Social media has something to offer to pretty much everyone. And the apps can be found almost everywhere – in our homes, on our phones, and in our cars.
Wait... in our cars? It’s true. Carmakers including Honda, Toyota, Audi, and Mercedes have already begun to integrate social media into their connected car offerings. These services are typically built into dashboard systems, allowing drivers to send and receive updates on Facebook, Twitter and more, most of the time using vocal commands.
At HERE, I head the Marketing Intelligence team and we were curious to find out what people think about this trend, so we conducted focus groups asking drivers from the U.S. and Germany for their opinions.
What we found really surprised us. In both countries, we saw an almost uniform rejection of the idea, for three main reasons.
Social media fatigue
Integrating social media into a car seemed like a gimmick to some or irrelevant to the task of driving.
“What’s the connection with cars?” asked Christoph, a 32-year-old from Germany. “When I’m driving, I don’t want to share anything.”
There's also a sense that integrating social media into a car’s dashboard does not add any valuable functionality beyond what’s already available on smartphones.
People also thought that receiving and sending updates or messages was potentially dangerous when driving.
“I’m just curious how you would do that in a non-distracting way," said Sophia, a 26-year-old from the U.S. "Because nothing about that sounds non-distracting.”
"I am not allowed to hold my phone while I am driving, in case I get distracted," said Robert, a 35-year-old German driver. "But now I would be pressing things on my display. It is exactly the same type of distraction.”
Interestingly, in another study, we found that most drivers – while aware of the safety hazards – still text while driving. So compared to texting, social media in the car does not seem to hold as much value.
Although many social media tools integrated into cars are only accessible with vocal commands, it may take some time before social media sheds the stigma of being a hazard in the car. Charles Arthur, technology columnist at The Guardian, recently expressed some concerns about systems that simply recreate a smartphones experience in the car “It’s not a problem if you walk along a street buried in your smartphone. In a car, it can be lethal.”
That might change as we move closer toward automated vehicles, but that’s a topic for another time.
Another widespread opinion is that social networks have gotten too big. The unfiltered stream of social media (think of the 580,000 tweets per minute during the 2014 World Cup semi-final between Germany and Brazil) can often feel irrelevant or overwhelming. Whereas social media can help pass the time commuting on the train, focus group participants said that, in the car, it would compete for attention in an already noisy environment (radio, navigation, etc.)

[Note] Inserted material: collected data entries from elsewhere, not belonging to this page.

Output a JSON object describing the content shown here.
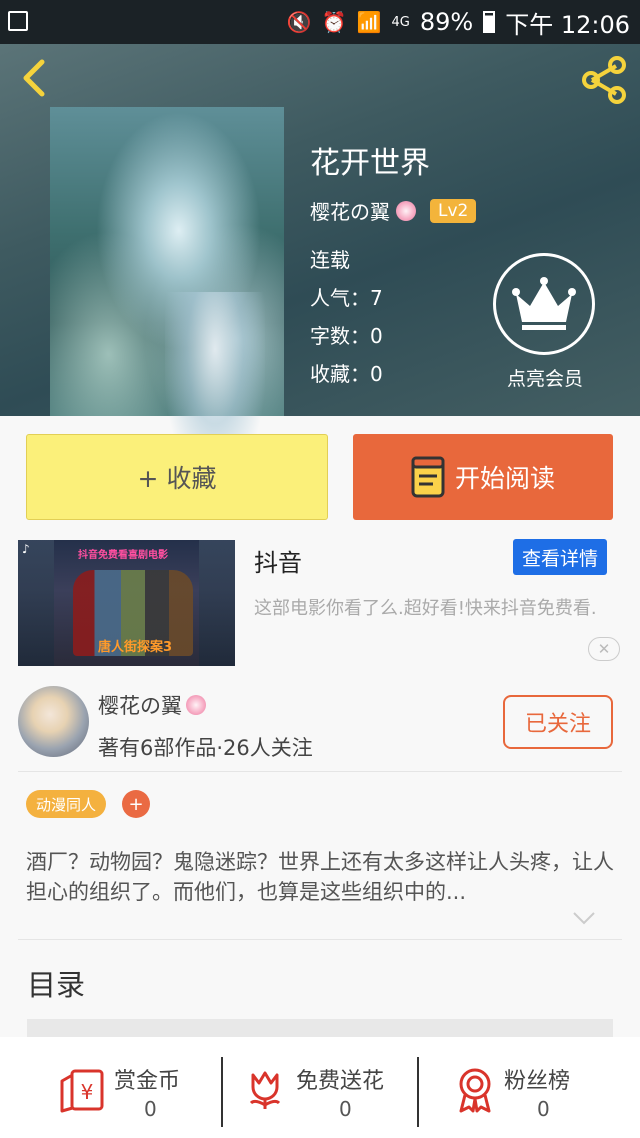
{
  "status_bar": {
    "battery": "89%",
    "time": "下午 12:06",
    "network": "4G"
  },
  "book": {
    "title": "花开世界",
    "author": "樱花の翼",
    "level": "Lv2",
    "status": "连载",
    "popularity": "人气：7",
    "word_count": "字数：0",
    "favorites": "收藏：0"
  },
  "vip": {
    "label": "点亮会员"
  },
  "actions": {
    "collect_label": "+ 收藏",
    "read_label": "开始阅读"
  },
  "ad": {
    "title": "抖音",
    "detail_button": "查看详情",
    "description": "这部电影你看了么.超好看!快来抖音免费看.",
    "image_top_text": "抖音免费看喜剧电影",
    "image_bottom_text": "唐人街探案3"
  },
  "author_card": {
    "name": "樱花の翼",
    "stats": "著有6部作品·26人关注",
    "follow_button": "已关注"
  },
  "tags": {
    "items": [
      "动漫同人"
    ],
    "add_label": "+"
  },
  "synopsis": "酒厂？动物园？鬼隐迷踪？世界上还有太多这样让人头疼，让人担心的组织了。而他们，也算是这些组织中的...",
  "toc": {
    "title": "目录"
  },
  "bottom_bar": {
    "items": [
      {
        "label": "赏金币",
        "count": "0",
        "icon": "reward-coin-icon"
      },
      {
        "label": "免费送花",
        "count": "0",
        "icon": "flower-icon"
      },
      {
        "label": "粉丝榜",
        "count": "0",
        "icon": "medal-icon"
      }
    ]
  },
  "colors": {
    "accent_orange": "#e8683c",
    "collect_yellow": "#fbf07a",
    "back_arrow_yellow": "#f5d33c",
    "level_badge": "#f3b43b",
    "ad_button_blue": "#1e6ee6",
    "icon_red": "#d9342b"
  }
}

And that’s just on the receiving end. On the sending end, consumers don’t seem convinced the world would miss much if drivers didn’t post updates from their cars.
“This is what old people would do: they would post, ‘we are on the way’ via Facebook,” said Paul.
Where to go from here?
So overall, we found that social media integration might not yet be a feature that consumers are eagerly waiting for. It was difficult to get past the initial rejection to discuss services they might consider useful.
But when we probed deeper, we touched upon some aspects of social media integration in cars that actually resonated with people. These were mostly location-based services, such as map overlays and viewing friends' photos of the city they were visiting.
“Maybe it is interesting if I could see my friends on the map,” admitted one otherwise skeptical participant.
Ideally, journeys could be augmented with a social layer of useful, relevant information, such as nearby restaurants recommended by the driver’s friends. Messages and updates related to journeys or events, such as sharing your ETA, or receiving updates about meeting locations and start times, could also be valuable.
While there may always be a degree of apprehension about using social media in the car, the auto industry could win over some skeptics by making safety and relevance – not novelty and noise – the focus of future social media integration.